B. C. Martinson et al., Nature (2005)

B. C. Martinson, M. S. Anderson and R. de Vries, Scientists behaving badly, Nature 435, 737-738 (2005)

科学者の不正行為についての調査報告です。

アメリカの National Institutes of Health (NIH:国立衛生研究所) に所属する研究者を対象に、不正行為に関するアンケート調査が行われました。
この調査の結果、なんと回答者の3人に1人は「重大な不正行為」を行ったことがあるという驚くべき報告がなされています。

過去の調査(e.g. 2002年)ではわずか数%の不正行為率であったのに対し、今回の結果がそれを大きく上回ったのにはある理由があります。
これまでは2000年に US Office of Science and Technology Policy (OSTP:科学技術政策局) による不正行為の定義「fabrication, falsification, or plagiarism(捏造・偽造・盗用)」に則った調査しか行われてこなかったため、極端に悪質な不正行為しか見ていなかったのです。
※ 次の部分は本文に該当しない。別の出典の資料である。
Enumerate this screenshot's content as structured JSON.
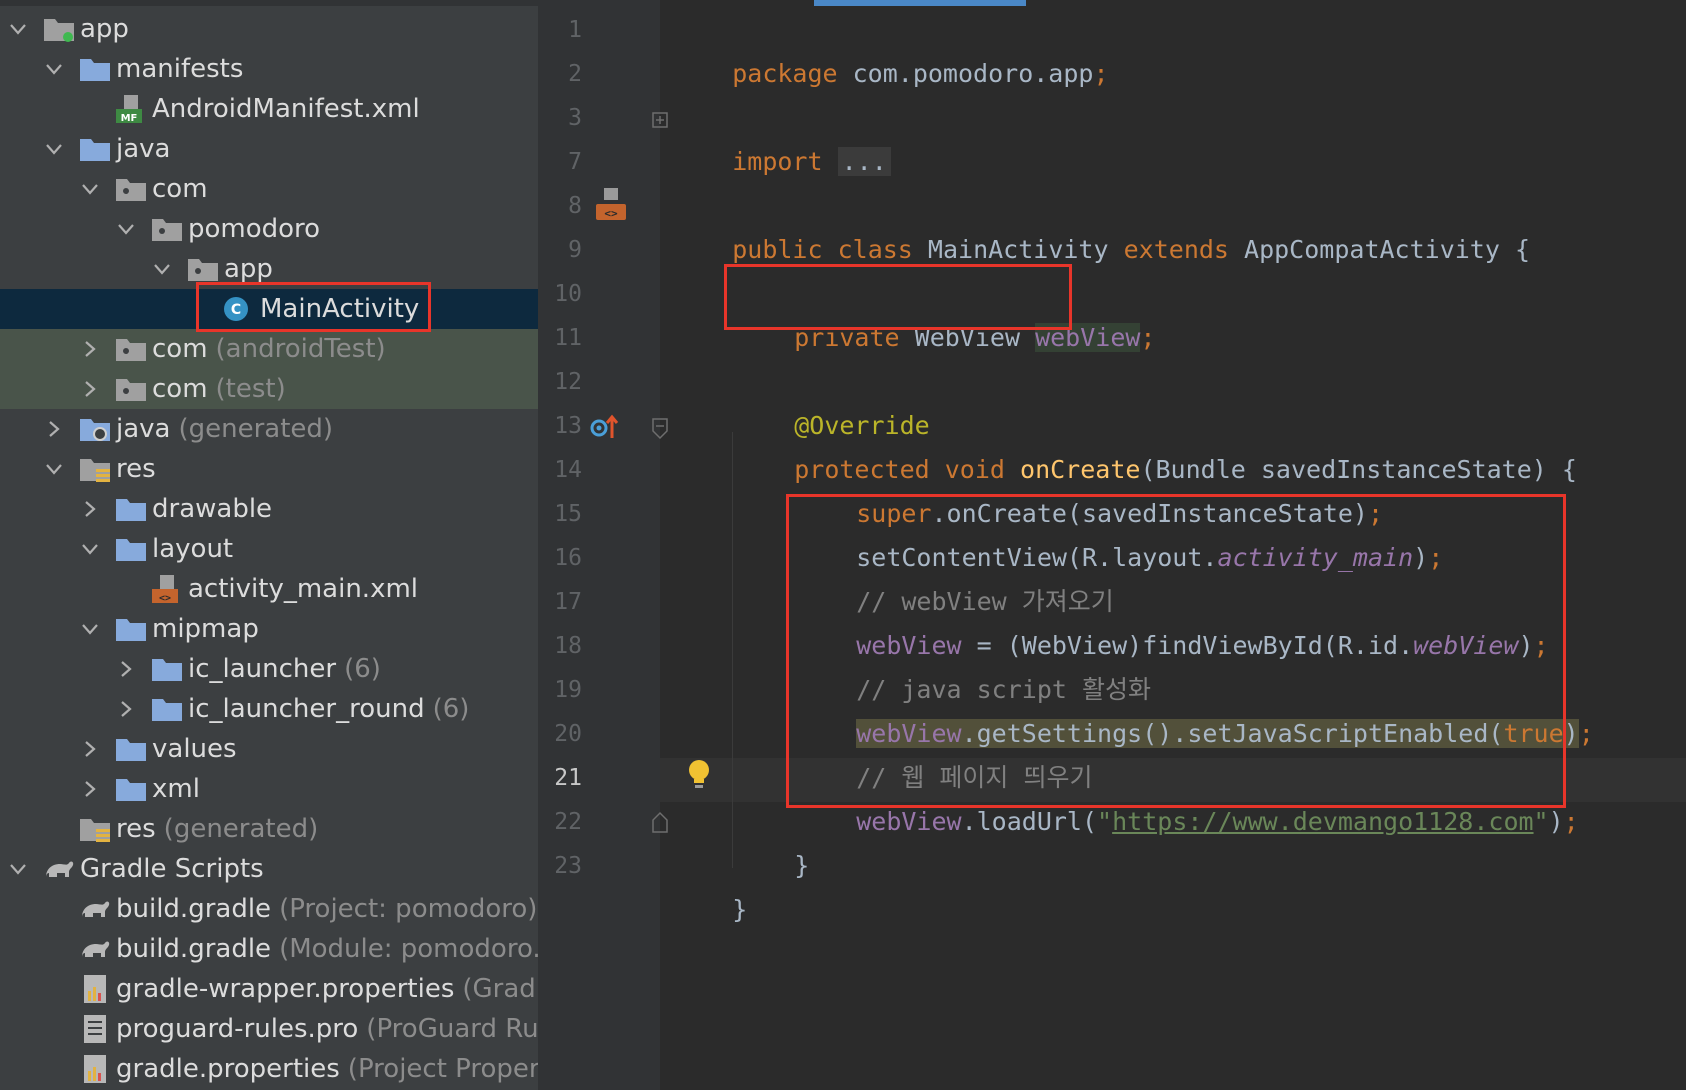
{
  "project_tree": {
    "items": [
      {
        "label": "app",
        "suffix": "",
        "icon": "module-folder-icon"
      },
      {
        "label": "manifests",
        "suffix": "",
        "icon": "folder-icon"
      },
      {
        "label": "AndroidManifest.xml",
        "suffix": "",
        "icon": "manifest-file-icon"
      },
      {
        "label": "java",
        "suffix": "",
        "icon": "folder-icon"
      },
      {
        "label": "com",
        "suffix": "",
        "icon": "package-icon"
      },
      {
        "label": "pomodoro",
        "suffix": "",
        "icon": "package-icon"
      },
      {
        "label": "app",
        "suffix": "",
        "icon": "package-icon"
      },
      {
        "label": "MainActivity",
        "suffix": "",
        "icon": "class-icon"
      },
      {
        "label": "com",
        "suffix": "(androidTest)",
        "icon": "package-icon"
      },
      {
        "label": "com",
        "suffix": "(test)",
        "icon": "package-icon"
      },
      {
        "label": "java",
        "suffix": "(generated)",
        "icon": "generated-folder-icon"
      },
      {
        "label": "res",
        "suffix": "",
        "icon": "resource-folder-icon"
      },
      {
        "label": "drawable",
        "suffix": "",
        "icon": "folder-icon"
      },
      {
        "label": "layout",
        "suffix": "",
        "icon": "folder-icon"
      },
      {
        "label": "activity_main.xml",
        "suffix": "",
        "icon": "layout-file-icon"
      },
      {
        "label": "mipmap",
        "suffix": "",
        "icon": "folder-icon"
      },
      {
        "label": "ic_launcher",
        "suffix": "(6)",
        "icon": "folder-icon"
      },
      {
        "label": "ic_launcher_round",
        "suffix": "(6)",
        "icon": "folder-icon"
      },
      {
        "label": "values",
        "suffix": "",
        "icon": "folder-icon"
      },
      {
        "label": "xml",
        "suffix": "",
        "icon": "folder-icon"
      },
      {
        "label": "res",
        "suffix": "(generated)",
        "icon": "resource-folder-icon"
      },
      {
        "label": "Gradle Scripts",
        "suffix": "",
        "icon": "gradle-icon"
      },
      {
        "label": "build.gradle",
        "suffix": "(Project: pomodoro)",
        "icon": "gradle-icon"
      },
      {
        "label": "build.gradle",
        "suffix": "(Module: pomodoro.a",
        "icon": "gradle-icon"
      },
      {
        "label": "gradle-wrapper.properties",
        "suffix": "(Gradle",
        "icon": "properties-file-icon"
      },
      {
        "label": "proguard-rules.pro",
        "suffix": "(ProGuard Rule",
        "icon": "text-file-icon"
      },
      {
        "label": "gradle.properties",
        "suffix": "(Project Propert",
        "icon": "properties-file-icon"
      }
    ]
  },
  "editor": {
    "line_numbers": [
      "1",
      "2",
      "3",
      "7",
      "8",
      "9",
      "10",
      "11",
      "12",
      "13",
      "14",
      "15",
      "16",
      "17",
      "18",
      "19",
      "20",
      "21",
      "22",
      "23"
    ],
    "current_line": "21",
    "code": {
      "l1": {
        "kw": "package",
        "rest": " com.pomodoro.app",
        "semi": ";"
      },
      "l3": {
        "kw": "import",
        "fold": "..."
      },
      "l8": {
        "kw1": "public",
        "kw2": "class",
        "cls": "MainActivity",
        "kw3": "extends",
        "parent": "AppCompatActivity",
        "brace": "{"
      },
      "l10": {
        "kw": "private",
        "type": "WebView",
        "field": "webView",
        "semi": ";"
      },
      "l12": {
        "ann": "@Override"
      },
      "l13": {
        "kw1": "protected",
        "kw2": "void",
        "method": "onCreate",
        "params": "(Bundle savedInstanceState) {"
      },
      "l14": {
        "kw": "super",
        "rest": ".onCreate(savedInstanceState)",
        "semi": ";"
      },
      "l15": {
        "a": "setContentView(R.layout.",
        "field": "activity_main",
        "b": ")",
        "semi": ";"
      },
      "l16": {
        "comment": "// webView 가져오기"
      },
      "l17": {
        "field": "webView",
        "a": " = (WebView)findViewById(R.id.",
        "field2": "webView",
        "b": ")",
        "semi": ";"
      },
      "l18": {
        "comment": "// java script 활성화"
      },
      "l19": {
        "field": "webView",
        "a": ".getSettings().setJavaScriptEnabled(",
        "kw": "true",
        "b": ")",
        "semi": ";"
      },
      "l20": {
        "comment": "// 웹 페이지 띄우기"
      },
      "l21": {
        "field": "webView",
        "a": ".loadUrl(",
        "q1": "\"",
        "url": "https://www.devmango1128.com",
        "q2": "\"",
        "b": ")",
        "semi": ";"
      },
      "l22": {
        "brace": "}"
      },
      "l23": {
        "brace": "}"
      }
    }
  },
  "colors": {
    "highlight_box": "#e8352a",
    "keyword": "#cc7832",
    "field": "#9876aa",
    "string": "#6a8759",
    "annotation": "#bbb529",
    "method": "#ffc66d"
  }
}
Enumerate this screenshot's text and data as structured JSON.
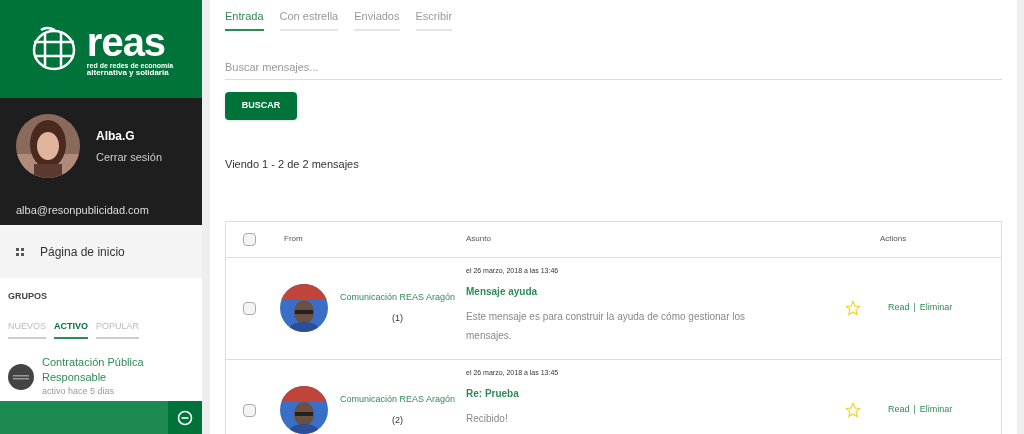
{
  "logo": {
    "name": "reas",
    "tagline_1": "red de redes de economía",
    "tagline_2": "alternativa y solidaria"
  },
  "user": {
    "name": "Alba.G",
    "logout": "Cerrar sesión",
    "email": "alba@resonpublicidad.com"
  },
  "nav": [
    {
      "label": "Página de inicio"
    }
  ],
  "groups": {
    "title": "GRUPOS",
    "tabs": [
      {
        "label": "NUEVOS",
        "selected": false
      },
      {
        "label": "ACTIVO",
        "selected": true
      },
      {
        "label": "POPULAR",
        "selected": false
      }
    ],
    "items": [
      {
        "name": "Contratación Pública Responsable",
        "activity": "activo hace 5 dias"
      }
    ]
  },
  "tabs": [
    {
      "label": "Entrada",
      "selected": true
    },
    {
      "label": "Con estrella",
      "selected": false
    },
    {
      "label": "Enviados",
      "selected": false
    },
    {
      "label": "Escribir",
      "selected": false
    }
  ],
  "search": {
    "placeholder": "Buscar mensajes...",
    "button": "BUSCAR"
  },
  "summary": "Viendo 1 - 2 de 2 mensajes",
  "table": {
    "select_all_checked": false,
    "columns": [
      "From",
      "Asunto",
      "Actions"
    ],
    "rows": [
      {
        "checked": false,
        "from": "Comunicación REAS Aragón",
        "count": "(1)",
        "date": "el 26 marzo, 2018 a las 13:46",
        "subject": "Mensaje ayuda",
        "body": "Este mensaje es para construir la ayuda de cómo gestionar los mensajes.",
        "starred": false,
        "read": "Read",
        "separator": "|",
        "delete": "Eliminar"
      },
      {
        "checked": false,
        "from": "Comunicación REAS Aragón",
        "count": "(2)",
        "date": "el 26 marzo, 2018 a las 13:45",
        "subject": "Re: Prueba",
        "body": "Recibido!",
        "starred": false,
        "read": "Read",
        "separator": "|",
        "delete": "Eliminar"
      }
    ]
  }
}
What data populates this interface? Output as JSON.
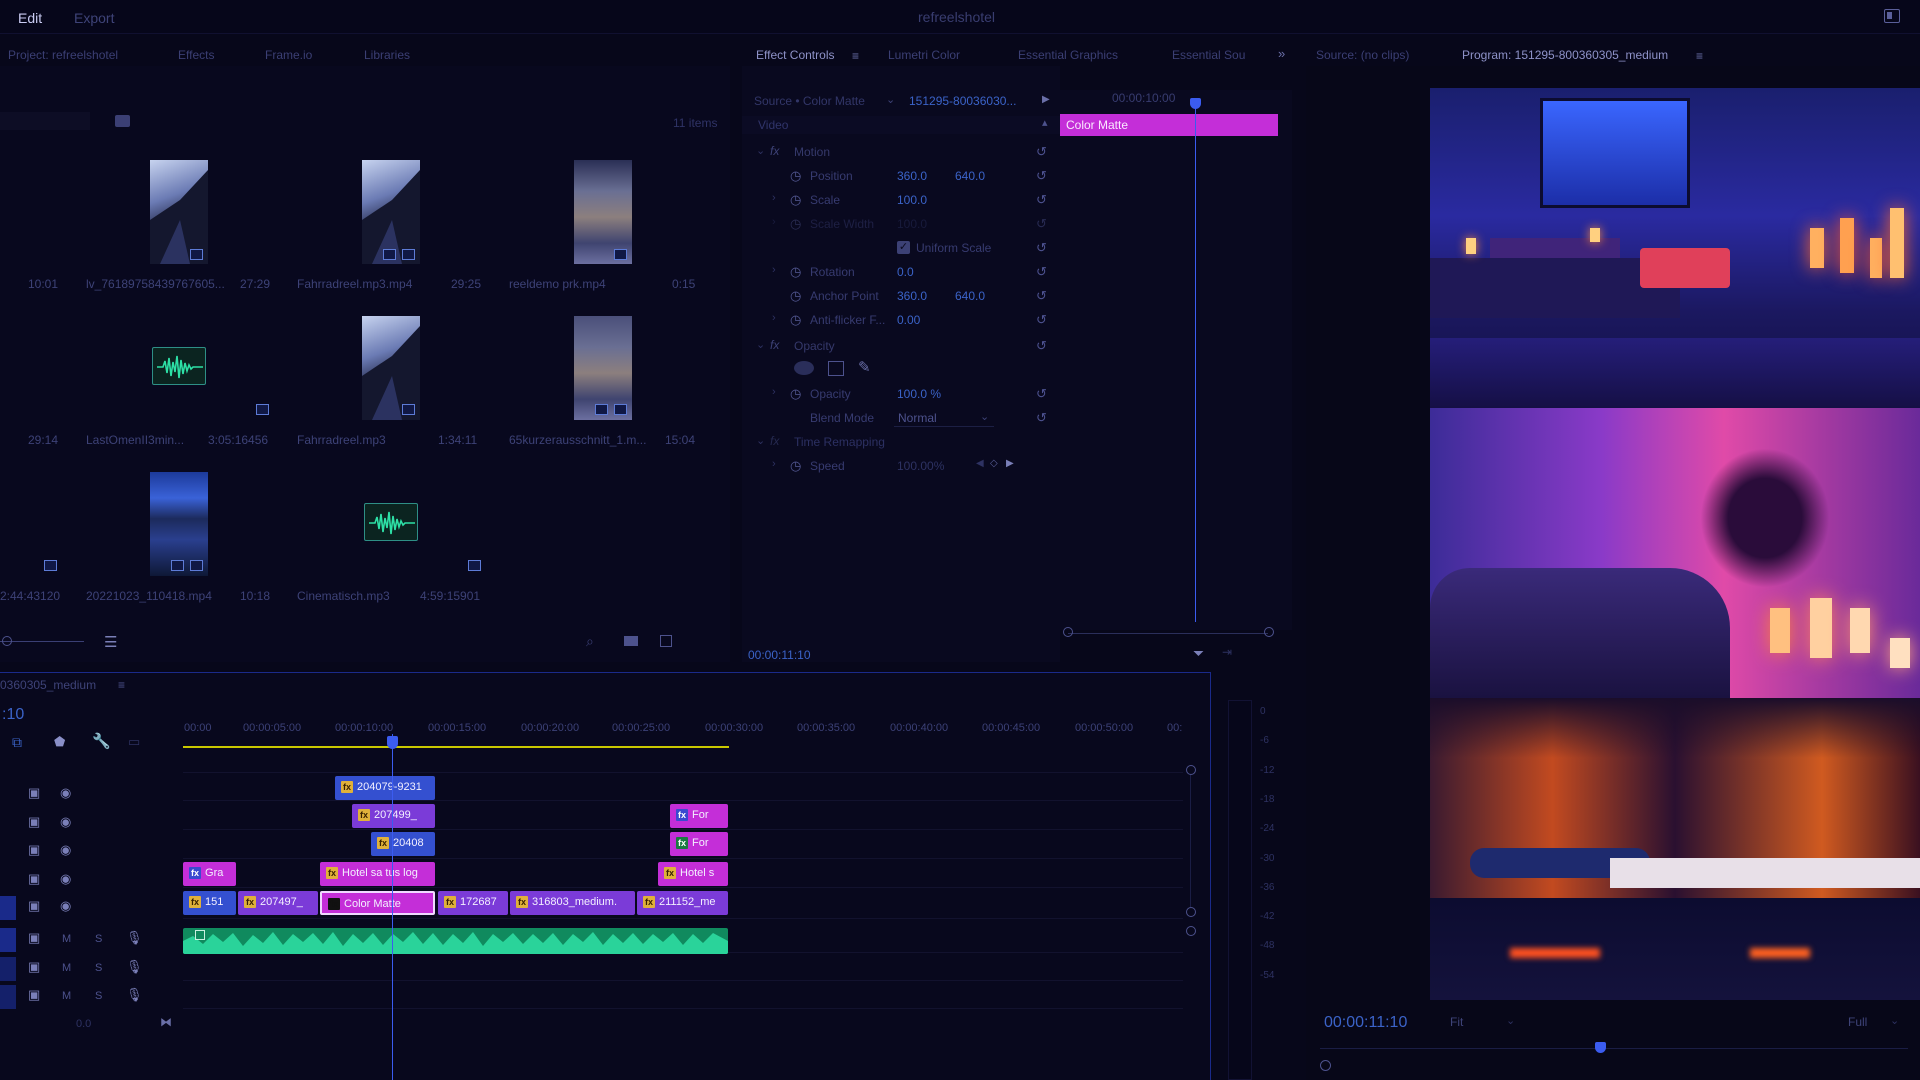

一方今回の調査では、10大不正行為+その他の6つの不正行為が挙げられています。

10大不正行為:
 1. データの偽造や加工
 2. human-subject requirements の major な側面の無視
 3. 適切な引用の非公開
 4. 学生や研究テーマ、研究依頼者との不適切な関係
 5. 無許可あるいは著作権非表示での他人のアイデアの使用
 6. 機密情報の無許可での使用
 7. 自分の過去の研究と矛盾するデータの非表示
 8. human-subject requirements の minor な側面のやり過ごし
 9. 他人のデータの不備や不適切な説明の見過ごし
 10. 出資者の圧力による研究計画・方法・結果の変更

その他の不正行為:
 11. 複数の雑誌への同じデータや結果の提示
 12. 不適切な著者表示
 13. 研究方法・結果の詳細の非表示
 14. 不十分あるいは不適切な研究計画の使用
 15. 直感によるエラーデータ点の間引き
 16. 不十分な研究記録

human-subject requirements というのがよく分からなかったのです、研究よりも人間の健康や命を尊重する、という決まりごとのことでしょうか。

さて調査結果によると、捏造・偽造・盗用の割合は過去の調査と同程度(数%)であったのに対し、その他の不正行為に関しては5%〜10%という非常に高い割合を示しており、全体で33%の研究者が10大不正行為のうちの最低一つに抵触したということです。

また若手研究者と中堅研究者での結果比較も行っており、中堅研究者の方が有意に不正行為率が高い結果が出ています。
その解釈についてはいくつか述べられていますが、何とも言えないのでここでは割愛します。

今回の結果を受けて、研究者の不正行為はごく一部の特殊な例ではなく研究者集団全体が抱える一般的な問題である、と結論づけています。
そして、こうした不正行為の原因は現在の研究者の置かれている環境にあり、その環境を改善しなければ根本的な解決は見込めない、と主張しています。

今回の調査結果は、非常にショッキングな報告内容ではありましたが、研究者の環境改善へ向けての大きな誘い水となってくれると嬉しいです。